Abstract

Non-small cell lung cancer (NSCLC) is characterised by early dissemination of tumor cells resulting in a strikingly reduced overall survival despite complete surgical removal of the primary tumour. It has been suggested that proteases contribute to this apparent aggressiveness of lung cancer because they are involved in a variety of mechanisms associated with tumor progression such as invasion, migration and angiogenesis. To investigate the significance of protease expression and to identify potentially co-regulated molecules during early dissemination and in minimal residual disease, we performed cDNA array analysis of single disseminated cancer cells or small cell clusters isolated from bone marrow and lymph nodes of NSCLC patients. We obtained macroscopically tumor free lymph nodes and bone marrow aspirates from patients with operable NSCLC and enriched single disseminated cancer cells and small cell clusters by density gradient centrifugation. Subsequently, the freshly prepared cell suspensions were stained with an antibody against the epithelial surface molecule EpCAM and single positive tumour cells were isolated by micromanipulation. After global amplification of the single cell cDNA and non-radioactive labelling proteinase expression was assessed using a cDNA array consisting of several matrix metalloproteases, cathepsins, caspases, kallikreins and other serine / cysteine proteases. Until now we could isolate 46 EpCAM+ cells from 72 lymph nodes and 19 EpCAM+ cells from 71 bone marrow aspirates.

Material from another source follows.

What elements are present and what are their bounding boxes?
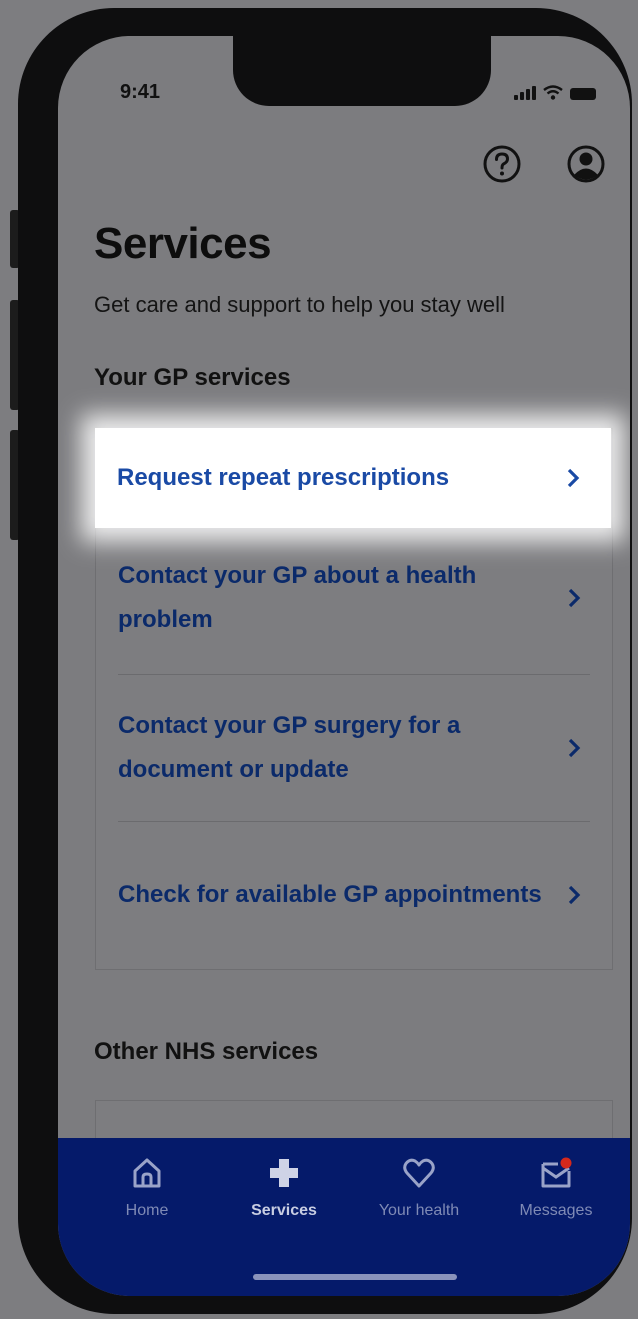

For 30 cells the epithelial origin could be confirmed by the co-expression of several epithelial markers or by expression of the tumor specific MAGE antigens. Hybridisation of these cells on our protease cDNA array revealed the expression of various proteases in single cells and small cell clusters. Particularly, serine proteases, cathepsins and other cysteine proteinases are frequently expressed, while, contrary to our expectations, the transcripts of matrix metalloproteases (MMP) were rarely detected in the analysed cells.